If nothing significant has changed in your life, you can probably pay the same amount you did the year before and be OK. But if you've switched jobs, sold a house, etc., it will take more time to determine your tax bill. Don't take this lightly - if you underpay by more than 10 percent you'll pay yet another penalty. Lauren says using some sort of tax preparation software is the easiest way to calculate your estimated payment.
Clearly, you won't receive your tax refund until you file your tax forms. But know that you also won't receive this year's tax REBATE -- the economic stimulus check -- until you file.
Part of the reason many people ask for an extension or fail to file is that they owe money.
Here are some questions and answers about paying your tax bill:
Is it Smart to Use a Credit Card to Pay?
"This is a smart move if you earn frequent flier miles or other perks, AND can pay off your bill in a few months," Young says. "But if you're slapping your tax bill on a card with high interest rates, and you don't think you can pay it off anytime soon, you may be better off with an installment agreement.
"Keep in mind that all credit card payments have to be made electronically, through personal tax software, a paid tax preparer, or through credit card service payment providers that you contact by phone or over the Internet."

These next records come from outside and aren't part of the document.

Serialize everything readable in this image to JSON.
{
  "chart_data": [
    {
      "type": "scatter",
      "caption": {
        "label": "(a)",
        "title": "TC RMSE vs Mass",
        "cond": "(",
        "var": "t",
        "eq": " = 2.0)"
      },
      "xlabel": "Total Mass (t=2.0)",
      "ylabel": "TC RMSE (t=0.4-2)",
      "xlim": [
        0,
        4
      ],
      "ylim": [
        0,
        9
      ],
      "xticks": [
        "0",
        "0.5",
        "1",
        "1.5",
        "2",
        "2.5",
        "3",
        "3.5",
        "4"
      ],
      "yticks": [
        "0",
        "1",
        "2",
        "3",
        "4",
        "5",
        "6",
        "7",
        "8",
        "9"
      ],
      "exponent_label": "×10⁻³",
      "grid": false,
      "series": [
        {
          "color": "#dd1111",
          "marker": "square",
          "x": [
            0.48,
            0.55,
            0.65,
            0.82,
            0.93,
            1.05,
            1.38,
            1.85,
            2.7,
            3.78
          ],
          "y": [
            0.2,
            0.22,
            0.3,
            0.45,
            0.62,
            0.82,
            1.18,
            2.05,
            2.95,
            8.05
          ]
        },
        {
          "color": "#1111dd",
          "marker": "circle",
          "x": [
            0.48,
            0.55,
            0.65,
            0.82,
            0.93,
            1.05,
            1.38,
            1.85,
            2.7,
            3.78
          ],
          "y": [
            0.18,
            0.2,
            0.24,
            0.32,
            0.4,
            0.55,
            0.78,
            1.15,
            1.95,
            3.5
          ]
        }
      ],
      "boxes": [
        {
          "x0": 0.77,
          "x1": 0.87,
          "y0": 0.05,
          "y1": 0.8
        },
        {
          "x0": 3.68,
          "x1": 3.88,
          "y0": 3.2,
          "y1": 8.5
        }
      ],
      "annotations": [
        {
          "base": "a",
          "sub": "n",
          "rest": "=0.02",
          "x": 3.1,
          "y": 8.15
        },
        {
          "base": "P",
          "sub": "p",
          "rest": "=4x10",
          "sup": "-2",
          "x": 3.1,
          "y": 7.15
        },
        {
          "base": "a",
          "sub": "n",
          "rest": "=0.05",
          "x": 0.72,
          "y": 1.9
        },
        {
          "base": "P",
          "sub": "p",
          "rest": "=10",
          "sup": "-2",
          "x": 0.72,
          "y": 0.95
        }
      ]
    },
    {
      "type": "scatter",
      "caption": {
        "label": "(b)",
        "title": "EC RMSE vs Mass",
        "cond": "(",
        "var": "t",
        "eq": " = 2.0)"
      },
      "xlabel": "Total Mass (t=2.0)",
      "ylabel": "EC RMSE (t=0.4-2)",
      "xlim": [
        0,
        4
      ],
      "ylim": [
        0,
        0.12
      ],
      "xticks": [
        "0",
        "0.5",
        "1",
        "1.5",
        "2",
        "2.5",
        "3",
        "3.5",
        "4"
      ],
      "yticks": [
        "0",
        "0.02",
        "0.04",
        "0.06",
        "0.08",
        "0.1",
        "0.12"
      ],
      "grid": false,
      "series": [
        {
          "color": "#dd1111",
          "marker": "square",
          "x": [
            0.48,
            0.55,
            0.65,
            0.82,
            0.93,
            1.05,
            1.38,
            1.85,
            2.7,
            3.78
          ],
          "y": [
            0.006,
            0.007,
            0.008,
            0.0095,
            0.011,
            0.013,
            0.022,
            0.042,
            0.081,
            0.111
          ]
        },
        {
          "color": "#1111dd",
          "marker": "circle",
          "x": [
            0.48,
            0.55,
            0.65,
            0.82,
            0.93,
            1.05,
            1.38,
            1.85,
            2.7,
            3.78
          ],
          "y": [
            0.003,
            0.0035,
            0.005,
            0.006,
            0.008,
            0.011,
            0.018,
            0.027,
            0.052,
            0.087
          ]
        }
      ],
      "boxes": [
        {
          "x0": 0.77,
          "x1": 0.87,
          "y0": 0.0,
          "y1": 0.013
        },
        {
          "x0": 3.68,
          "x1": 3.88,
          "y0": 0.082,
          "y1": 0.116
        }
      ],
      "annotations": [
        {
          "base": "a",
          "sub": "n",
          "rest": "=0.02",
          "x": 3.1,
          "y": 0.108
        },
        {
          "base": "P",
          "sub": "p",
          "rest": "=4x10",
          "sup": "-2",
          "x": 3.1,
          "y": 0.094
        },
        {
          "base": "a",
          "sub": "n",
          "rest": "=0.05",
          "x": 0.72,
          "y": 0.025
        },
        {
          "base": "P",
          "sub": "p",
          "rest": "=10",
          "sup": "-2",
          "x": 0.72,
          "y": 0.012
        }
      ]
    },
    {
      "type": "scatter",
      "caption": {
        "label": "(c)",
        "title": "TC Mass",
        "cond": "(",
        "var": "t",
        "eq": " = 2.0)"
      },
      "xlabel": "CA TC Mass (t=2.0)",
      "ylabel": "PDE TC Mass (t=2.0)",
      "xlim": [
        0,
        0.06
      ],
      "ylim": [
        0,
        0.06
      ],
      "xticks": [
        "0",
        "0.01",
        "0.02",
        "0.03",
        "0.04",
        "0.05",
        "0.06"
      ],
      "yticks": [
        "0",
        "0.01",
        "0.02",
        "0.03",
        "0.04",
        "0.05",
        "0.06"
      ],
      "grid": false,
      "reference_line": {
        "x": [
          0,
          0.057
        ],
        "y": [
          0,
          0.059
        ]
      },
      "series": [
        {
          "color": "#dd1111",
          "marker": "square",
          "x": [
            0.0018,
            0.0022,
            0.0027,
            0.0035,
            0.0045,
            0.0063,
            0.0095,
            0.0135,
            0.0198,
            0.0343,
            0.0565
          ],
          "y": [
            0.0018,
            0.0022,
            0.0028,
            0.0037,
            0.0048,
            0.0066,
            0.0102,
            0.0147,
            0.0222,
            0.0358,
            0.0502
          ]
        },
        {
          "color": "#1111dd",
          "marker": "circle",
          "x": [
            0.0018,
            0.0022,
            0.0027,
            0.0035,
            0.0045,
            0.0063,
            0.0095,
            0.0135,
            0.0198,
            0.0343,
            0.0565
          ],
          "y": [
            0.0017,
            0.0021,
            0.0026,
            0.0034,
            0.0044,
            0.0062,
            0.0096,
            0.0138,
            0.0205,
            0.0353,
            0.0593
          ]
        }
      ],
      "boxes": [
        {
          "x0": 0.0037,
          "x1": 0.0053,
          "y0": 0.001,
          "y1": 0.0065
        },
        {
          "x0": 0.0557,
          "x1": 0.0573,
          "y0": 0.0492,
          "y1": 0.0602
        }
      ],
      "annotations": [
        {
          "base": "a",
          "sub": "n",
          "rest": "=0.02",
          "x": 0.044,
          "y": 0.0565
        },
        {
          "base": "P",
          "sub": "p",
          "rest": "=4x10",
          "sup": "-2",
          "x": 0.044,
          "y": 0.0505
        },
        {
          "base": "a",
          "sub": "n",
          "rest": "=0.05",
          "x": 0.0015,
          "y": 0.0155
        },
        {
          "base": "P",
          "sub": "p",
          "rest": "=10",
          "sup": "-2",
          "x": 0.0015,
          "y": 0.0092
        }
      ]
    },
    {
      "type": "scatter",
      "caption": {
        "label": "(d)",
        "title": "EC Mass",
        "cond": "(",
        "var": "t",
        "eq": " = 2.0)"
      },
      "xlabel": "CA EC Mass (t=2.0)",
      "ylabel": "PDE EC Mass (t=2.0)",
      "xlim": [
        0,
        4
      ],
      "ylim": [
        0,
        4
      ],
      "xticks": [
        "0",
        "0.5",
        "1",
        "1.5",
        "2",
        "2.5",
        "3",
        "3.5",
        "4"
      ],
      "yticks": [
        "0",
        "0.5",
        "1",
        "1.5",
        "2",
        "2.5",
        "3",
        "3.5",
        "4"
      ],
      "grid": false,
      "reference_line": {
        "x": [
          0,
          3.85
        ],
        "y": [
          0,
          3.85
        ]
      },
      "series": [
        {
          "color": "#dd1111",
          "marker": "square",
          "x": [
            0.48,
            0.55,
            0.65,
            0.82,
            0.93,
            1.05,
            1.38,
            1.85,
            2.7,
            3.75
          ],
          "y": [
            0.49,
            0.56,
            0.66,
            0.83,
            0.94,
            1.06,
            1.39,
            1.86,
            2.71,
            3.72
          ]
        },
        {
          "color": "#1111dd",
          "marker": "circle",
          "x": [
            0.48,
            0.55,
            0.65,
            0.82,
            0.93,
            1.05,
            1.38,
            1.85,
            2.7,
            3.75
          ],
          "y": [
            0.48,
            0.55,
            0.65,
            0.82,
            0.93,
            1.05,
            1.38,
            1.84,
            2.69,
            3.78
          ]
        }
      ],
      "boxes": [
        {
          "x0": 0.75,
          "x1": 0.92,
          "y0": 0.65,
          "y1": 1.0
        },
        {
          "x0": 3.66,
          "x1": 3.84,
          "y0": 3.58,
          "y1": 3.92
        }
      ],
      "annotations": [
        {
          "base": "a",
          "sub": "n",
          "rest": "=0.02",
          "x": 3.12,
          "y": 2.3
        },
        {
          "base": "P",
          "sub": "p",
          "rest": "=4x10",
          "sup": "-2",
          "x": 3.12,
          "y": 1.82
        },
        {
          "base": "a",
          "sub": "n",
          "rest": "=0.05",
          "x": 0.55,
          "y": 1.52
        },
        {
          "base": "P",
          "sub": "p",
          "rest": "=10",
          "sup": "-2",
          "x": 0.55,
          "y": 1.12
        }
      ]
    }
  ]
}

What if I Can't Pay My Entire Bill At Once?
About three million filers each year set up an installment plan with the IRS. We're not talking about filers who owe a couple of hundred dollars -- the IRS doesn't have much sympathy for those people. Tax payers who can swing an installment loan typically owe up to $10,000 because they had some unusual taxable event, such as selling stock without realizing the tax implications, or they own a small business and may not have been setting aside enough income to pay their taxes.
"If you owe $10,000 or less and can pay it off within three years, you can try to set up an installment loan with the IRS," Young says. "The IRS charges relatively low interest on installment payment agreements -- the interest rate is currently six percent -- but it is variable. Also, they can assess a quarter-point penalty for failing to pay in any month the installment payment is in effect. Any installment agreement the IRS is required to accept must still be for full payment.
"To set up an installment plan, you will have filed and paid your taxes on time for the last five years. The form you need is Form 9465, and you'll need to supply the amount you owe and the monthly amount you propose to pay. You'll be charged a one-time fee, usually $52 or $105, when the IRS accepts your installment payment agreement. The lower fee is for a direct-debit arrangement."
What If I Can't Afford My Taxes, Period?
Although it's unusual, you can sometimes make a deal with Uncle Sam to forgive a portion of your tax bill. But first, you have to persuade the IRS that paying your taxes will impose an undue hardship. Be prepared to bare your financial soul and make a realistic offer to pay at least a portion of your bill, Young advises.